Our sampled conversion rates ar close and both a lot worse than originally assumed (13%). There may be a difference when sampling from a population. Now we have to question, is this difference statistically significant??

6) TESTING THE HYPOTHESIS

The final step in our analysis, is testing our initial hypothesis. Since our sample is a large sample. We can use a normal approximation for calculating our P value. In other wors a Z-test

We will use the statsmodels.stats.proportion to get the p-value and confidence intervals

In [None]:
from statsmodels.stats.proportion import proportions_ztest, proportion_confint

control_results = ab_test[ab_test['group'] == 'control']['converted']
treatment_results = ab_test[ab_test['group'] == 'treatment']['converted']

n_con = control_results.count()
n_treat = treatment_results.count()
successes = [control_results.sum(), treatment_results.sum()]
nobs = [n_con, n_treat]

z_stat, pval = proportions_ztest(successes, nobs=nobs)
(lower_con, lower_treat), (upper_con, upper_treat) = proportion_confint(successes, nobs=nobs, alpha=0.05)
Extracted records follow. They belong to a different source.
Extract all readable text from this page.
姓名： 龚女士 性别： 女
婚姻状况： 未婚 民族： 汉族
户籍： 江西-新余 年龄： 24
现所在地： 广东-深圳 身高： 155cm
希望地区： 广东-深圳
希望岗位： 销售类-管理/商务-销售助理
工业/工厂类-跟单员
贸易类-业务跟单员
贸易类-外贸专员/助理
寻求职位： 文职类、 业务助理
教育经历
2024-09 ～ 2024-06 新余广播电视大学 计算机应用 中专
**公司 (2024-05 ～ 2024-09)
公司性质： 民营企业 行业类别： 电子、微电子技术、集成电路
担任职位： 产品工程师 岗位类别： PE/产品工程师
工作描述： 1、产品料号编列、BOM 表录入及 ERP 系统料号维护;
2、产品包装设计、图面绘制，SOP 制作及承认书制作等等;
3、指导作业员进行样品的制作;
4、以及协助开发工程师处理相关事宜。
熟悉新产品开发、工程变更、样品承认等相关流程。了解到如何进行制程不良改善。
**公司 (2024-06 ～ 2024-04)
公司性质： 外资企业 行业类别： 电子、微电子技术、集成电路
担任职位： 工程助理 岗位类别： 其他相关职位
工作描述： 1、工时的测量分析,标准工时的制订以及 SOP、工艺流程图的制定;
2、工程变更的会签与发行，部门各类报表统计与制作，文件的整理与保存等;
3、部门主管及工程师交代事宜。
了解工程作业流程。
print(f'Z score: {z_stat:.2f}')
print(f'P value: {pval:.3f}')
print(f'ci 95% for control group: [{lower_con:.3f}, {upper_con:.3f}]')
print(f'ci 95% for treatment group: [{lower_treat:.3f}, {upper_treat:.3f}]')

As our P valueis 0.119, is larger than our 0.05 threshold, We reject the null hypothesis and the change in design did have an effect of conversion rate, just that it was negative. Our new design performed worse than our old one.

If we also look at the confidence intervals, our old design did not achieve its baseline expectation of 13%


With all this being considered we need to return to the design stage and assess what we can do to improve user usage.